Роли он играл самые разные. Не было у него ролей на сопротивление. Он играл всё – от китайца до Ивана Грозного. Как-то я перебирал отцовские театральные фотографии, переснимал их, и у меня возникло ощущение, что отец вообще никогда не напрягался на сцене, а делал это легко и радостно.
Он обожал грим. Клеил себе всякие бороды и носы… Разукрашивал себя, дурачился, менял голос, походку… Специально отращивал бороду, а мама вела борьбу с этим «безобразием». Но папа был непоколебим. Вдруг он становился немощным, глубоким стариком… Ему просто хотелось побыть немного и таким вот «Толстым». Потом вдруг борода сбривалась, отец «оживал» и сбрасывал с себя одним махом лет сорок, и все вновь видели привычного Вацлава Яновича.
Мне кажется, что все мучения над сложными ролями, ролями на сопротивление – от неуверенности в себе. А отец был актером от природы. Вот в картине Василия Пичула «Вы чье, старичье?» отец снимался вместе с Сергеем Плотниковым. Дядя Сережа был настолько естествен в роли деревенского мужика, что, глядя на него, можно было подумать – фильм документальный. В то, что Плотников – актер, просто невозможно было поверить, казалось, что его взяли из какой-то деревни и посадили перед камерой. Отец же всё делал по-другому. Он чувствовал природу игры. Один старик в этом фильме – от природы, от сохи. А второй дает чуть обобщенный образ, чуть больше, чем просто человек.

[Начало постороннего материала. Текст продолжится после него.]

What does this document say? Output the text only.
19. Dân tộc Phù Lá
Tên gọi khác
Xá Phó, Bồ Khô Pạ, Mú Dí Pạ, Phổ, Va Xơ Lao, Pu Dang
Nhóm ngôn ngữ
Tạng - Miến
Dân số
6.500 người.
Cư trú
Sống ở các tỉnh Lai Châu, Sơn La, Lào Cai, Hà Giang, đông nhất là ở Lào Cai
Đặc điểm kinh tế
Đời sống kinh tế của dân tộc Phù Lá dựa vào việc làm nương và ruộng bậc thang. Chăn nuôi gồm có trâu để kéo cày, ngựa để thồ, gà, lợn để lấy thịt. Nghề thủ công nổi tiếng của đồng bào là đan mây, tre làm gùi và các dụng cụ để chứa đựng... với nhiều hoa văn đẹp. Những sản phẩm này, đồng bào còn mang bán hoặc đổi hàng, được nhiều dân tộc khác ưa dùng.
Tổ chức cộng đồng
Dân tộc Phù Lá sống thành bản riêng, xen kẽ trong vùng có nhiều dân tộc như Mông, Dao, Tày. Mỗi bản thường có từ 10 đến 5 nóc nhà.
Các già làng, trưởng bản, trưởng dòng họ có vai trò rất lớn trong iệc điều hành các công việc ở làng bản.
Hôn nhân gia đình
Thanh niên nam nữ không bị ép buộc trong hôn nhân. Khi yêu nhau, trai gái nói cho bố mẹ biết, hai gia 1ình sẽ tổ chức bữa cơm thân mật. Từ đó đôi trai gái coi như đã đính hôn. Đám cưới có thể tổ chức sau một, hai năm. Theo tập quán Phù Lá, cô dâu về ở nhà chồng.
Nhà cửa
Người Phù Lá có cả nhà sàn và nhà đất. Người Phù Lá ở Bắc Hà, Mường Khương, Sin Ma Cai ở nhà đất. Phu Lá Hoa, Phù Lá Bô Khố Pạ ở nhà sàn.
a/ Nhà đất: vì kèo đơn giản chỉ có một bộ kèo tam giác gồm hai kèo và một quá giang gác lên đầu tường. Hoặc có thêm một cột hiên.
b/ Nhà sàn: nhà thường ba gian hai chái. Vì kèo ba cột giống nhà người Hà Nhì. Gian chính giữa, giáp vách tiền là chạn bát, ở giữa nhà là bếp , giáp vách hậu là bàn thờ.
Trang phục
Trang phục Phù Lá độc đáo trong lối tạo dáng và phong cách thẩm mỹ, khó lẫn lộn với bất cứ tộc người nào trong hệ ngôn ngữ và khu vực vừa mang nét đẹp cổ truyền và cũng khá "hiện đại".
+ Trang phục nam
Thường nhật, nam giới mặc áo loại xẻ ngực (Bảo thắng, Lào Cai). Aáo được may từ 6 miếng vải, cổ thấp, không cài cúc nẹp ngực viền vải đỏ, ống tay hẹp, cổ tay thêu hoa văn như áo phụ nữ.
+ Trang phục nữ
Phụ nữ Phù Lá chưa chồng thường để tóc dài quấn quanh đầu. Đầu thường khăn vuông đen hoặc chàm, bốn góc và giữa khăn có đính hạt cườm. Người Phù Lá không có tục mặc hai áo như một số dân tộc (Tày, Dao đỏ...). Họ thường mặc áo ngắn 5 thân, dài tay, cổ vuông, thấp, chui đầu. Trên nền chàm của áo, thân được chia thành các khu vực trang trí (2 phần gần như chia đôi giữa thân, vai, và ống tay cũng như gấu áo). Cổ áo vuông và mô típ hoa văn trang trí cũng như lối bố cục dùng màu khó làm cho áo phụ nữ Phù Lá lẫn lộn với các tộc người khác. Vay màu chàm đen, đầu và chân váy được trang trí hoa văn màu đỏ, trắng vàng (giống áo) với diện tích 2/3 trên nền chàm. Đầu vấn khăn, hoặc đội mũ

И когда идет игра (не проживание, а игра), то остается зазор между образом и личностью, играющей этого человека, а также зрителем, который суммирует намек на образ, личность артиста и свои собственные ощущения во время просмотра.

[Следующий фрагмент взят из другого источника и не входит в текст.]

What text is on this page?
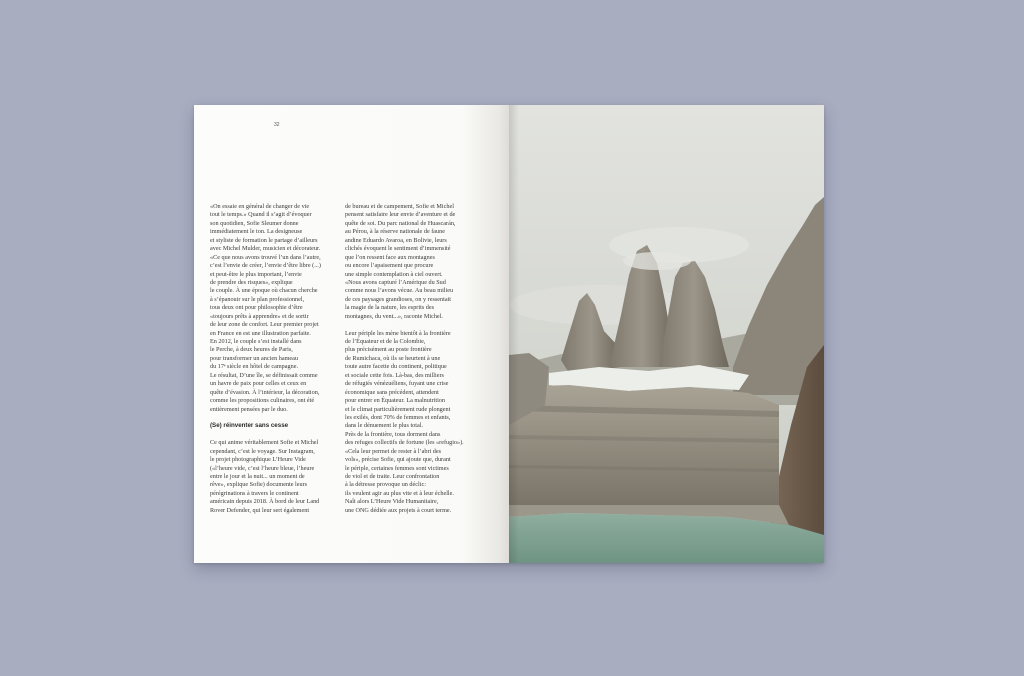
32
«On essaie en général de changer de vie
tout le temps.» Quand il s’agit d’évoquer
son quotidien, Sofie Sleumer donne
immédiatement le ton. La designeuse
et styliste de formation le partage d’ailleurs
avec Michel Mulder, musicien et décorateur.
«Ce que nous avons trouvé l’un dans l’autre,
c’est l’envie de créer, l’envie d’être libre (...)
et peut-être le plus important, l’envie
de prendre des risques», explique
le couple. À une époque où chacun cherche
à s’épanouir sur le plan professionnel,
tous deux ont pour philosophie d’être
«toujours prêts à apprendre» et de sortir
de leur zone de confort. Leur premier projet
en France en est une illustration parfaite.
En 2012, le couple s’est installé dans
le Perche, à deux heures de Paris,
pour transformer un ancien hameau
du 17ᵉ siècle en hôtel de campagne.
Le résultat, D’une île, se définissait comme
un havre de paix pour celles et ceux en
quête d’évasion. À l’intérieur, la décoration,
comme les propositions culinaires, ont été
entièrement pensées par le duo.
(Se) réinventer sans cesse
Ce qui anime véritablement Sofie et Michel
cependant, c’est le voyage. Sur Instagram,
le projet photographique L’Heure Vide
(«l’heure vide, c’est l’heure bleue, l’heure
entre le jour et la nuit... un moment de
rêve», explique Sofie) documente leurs
pérégrinations à travers le continent
américain depuis 2018. À bord de leur Land
Rover Defender, qui leur sert également
de bureau et de campement, Sofie et Michel
pensent satisfaire leur envie d’aventure et de
quête de soi. Du parc national de Huascarán,
au Pérou, à la réserve nationale de faune
andine Eduardo Avaroa, en Bolivie, leurs
clichés évoquent le sentiment d’immensité
que l’on ressent face aux montagnes
ou encore l’apaisement que procure
une simple contemplation à ciel ouvert.
«Nous avons capturé l’Amérique du Sud
comme nous l’avons vécue. Au beau milieu
de ces paysages grandioses, on y ressentait
la magie de la nature, les esprits des
montagnes, du vent...», raconte Michel.
Leur périple les mène bientôt à la frontière
de l’Équateur et de la Colombie,
plus précisément au poste frontière
de Rumichaca, où ils se heurtent à une
toute autre facette du continent, politique
et sociale cette fois. Là-bas, des milliers
de réfugiés vénézuéliens, fuyant une crise
économique sans précédent, attendent
pour entrer en Équateur. La malnutrition
et le climat particulièrement rude plongent
les exilés, dont 70% de femmes et enfants,
dans le dénuement le plus total.
Près de la frontière, tous dorment dans
des refuges collectifs de fortune (les «refugio»).
«Cela leur permet de rester à l’abri des
vols», précise Sofie, qui ajoute que, durant
le périple, certaines femmes sont victimes
de viol et de traite. Leur confrontation
à la détresse provoque un déclic:
ils veulent agir au plus vite et à leur échelle.
Naît alors L’Heure Vide Humanitaire,
une ONG dédiée aux projets à court terme.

Я никогда папе этого не говорил, он бы мне голову разбил за это… Шучу, конечно. А как он хвастался своей придумкой во время проб у Васи!.. Когда он вынул вставную челюсть, ошарашив тем самым бедного Василия мгновенно изменившимся лицом. Как он был доволен собою тогда!..
Я думаю, что это самое трудное в актерской профессии – просто играть. Не жить, не переживать, не показывать зрителю:
как я точно понимаю это! и как я могу вывести себя на это переживание! – а играть. Играть ситуацию, характер. Играть легко. Играть так, чтобы зритель не видел пота, творческих мучений… Но пошлость и состоит в том, что артист по своей природе очень хочет, чтобы зритель все-таки увидел, понял – тяжелая у него работа!.. И полюбил бы его (артиста!) именно за это. Не за то, что он развлекает публику, хотя изначально профессия артиста существует именно для этого, а вот за эти «мучения».

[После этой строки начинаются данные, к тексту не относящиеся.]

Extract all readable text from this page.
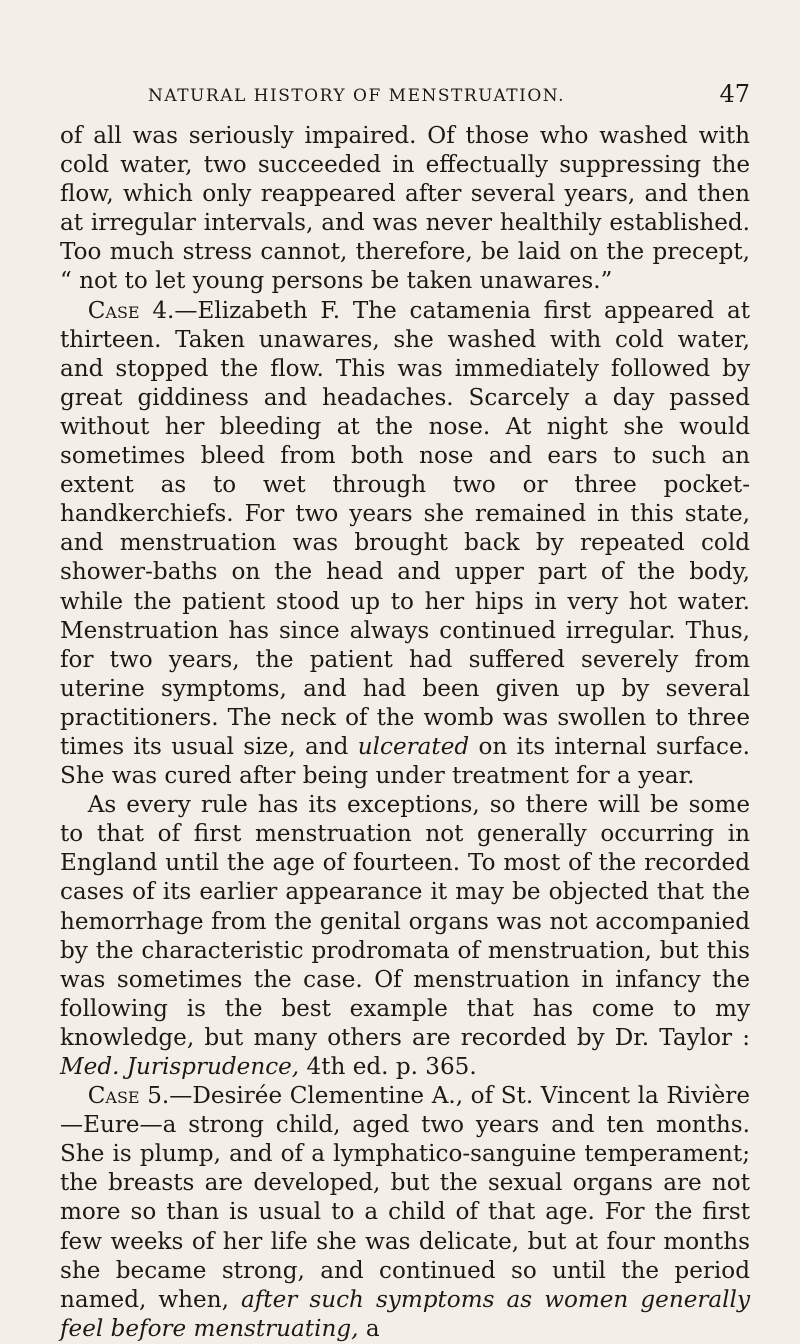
NATURAL HISTORY OF MENSTRUATION.	47

of all was seriously impaired. Of those who washed with cold water, two succeeded in effectually suppressing the flow, which only reappeared after several years, and then at irregular intervals, and was never healthily established. Too much stress cannot, therefore, be laid on the precept, “ not to let young persons be taken unawares.”

Case 4.—Elizabeth F. The catamenia first appeared at thirteen. Taken unawares, she washed with cold water, and stopped the flow. This was immediately followed by great giddiness and headaches. Scarcely a day passed without her bleeding at the nose. At night she would sometimes bleed from both nose and ears to such an extent as to wet through two or three pocket-handkerchiefs. For two years she remained in this state, and menstruation was brought back by repeated cold shower-baths on the head and upper part of the body, while the patient stood up to her hips in very hot water. Menstruation has since always continued irregular. Thus, for two years, the patient had suffered severely from uterine symptoms, and had been given up by several practitioners. The neck of the womb was swollen to three times its usual size, and ulcerated on its internal surface. She was cured after being under treatment for a year.

As every rule has its exceptions, so there will be some to that of first menstruation not generally occurring in England until the age of fourteen. To most of the recorded cases of its earlier appearance it may be objected that the hemorrhage from the genital organs was not accompanied by the characteristic prodromata of menstruation, but this was sometimes the case. Of menstruation in infancy the following is the best example that has come to my knowledge, but many others are recorded by Dr. Taylor : Med. Jurisprudence, 4th ed. p. 365.

Case 5.—Desirée Clementine A., of St. Vincent la Rivière —Eure—a strong child, aged two years and ten months. She is plump, and of a lymphatico-sanguine temperament; the breasts are developed, but the sexual organs are not more so than is usual to a child of that age. For the first few weeks of her life she was delicate, but at four months she became strong, and continued so until the period named, when, after such symptoms as women generally feel before menstruating, a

Не буду врать, но действительно очень многие вещи я сейчас воспринимаю через отца. Какие-то свои, противные мне самому черты характера, все мои «взбешения», «вспыления»…
Нина: – Они орали по-разному. Отец – не затрачиваясь, Женька – иногда просто изводя себя криком…
Однажды Вацлав Янович приехал в Москву, а нас дома не было. Мы жили еще на Колхозной (ныне Сухаревке), в девятиметровой комнатке. Приходим вечером, а на столе его фотография с очередных проб (сам он уже уехал на киностудию). А на обратной стороне снимка написано: «Хорошо живете, ребятки». То есть, казалось бы, никакой интонации нет, услышать ее нельзя, мы же не кассету прослушиваем… А тем не менее она до нас дошла.
Евгений: – На другой фотографии, которую он нам оставил, было написано: «Брось курить». До сих пор, когда натыкаюсь на такие вот записочки, я испытываю холод под ложечкой. Казалось бы, ерунда какая – «брось курить»… Но я слишком хорошо усвоил отцовские интонации в детстве, чтобы их когда-нибудь забыть.
Я очень боялся того, что может мне сказать (или даже сделать!) отец после того или иного поступка. Поскольку он всегда занимался и охотой, и рыбалкой, и пчелами и еще черт знает чем, у него и в прошлой, и в нынешней квартире имелась кладовка. Он сам встраивал глубокий шкаф, где помещались табуретка, монтажный стол, на котором он монтировал свои фильмы, отснятые на восьмимиллиметровой пленке, и полки до потолка, на которых в строжайшем порядке были разложены инструменты, ружья, удочки, ножики… Если я что-то брал оттуда, то сначала, для верности, отмечал мелом очертания предмета, чтобы потом в точности положить на место и стереть. Действовал я почти хирургически, но все равно на меня бросался взгляд с точным знанием того, что я – брал. Наверное, у меня на лбу было написано, что залезал в эту кладовку… До сих пор стоит перед глазами картина того, как я стоймя ставлю нож (который я спер из отцовской кладовки, чтобы показать ребятам) в щель между подъездной дверью и косяком. Мне года четыре или пять, и я думаю: «Сейчас отец уже дома, ножик я пока спрячу, а потом, когда меня позовут домой, я его заберу, тихонько внесу в квартиру и положу на место». Я не помню, как это все разъяснилось (наверное, ножик просто украли), но помню свой смертный страх. Ножик никак не закрывался, потому что я или сломал кнопку фиксатора, или просто неправильно ее нажимал. На себе этот ножик никак не спрятать!.. И вот тут я понял, что мне – конец. Всё. Жизнь кончена. Меня убьют…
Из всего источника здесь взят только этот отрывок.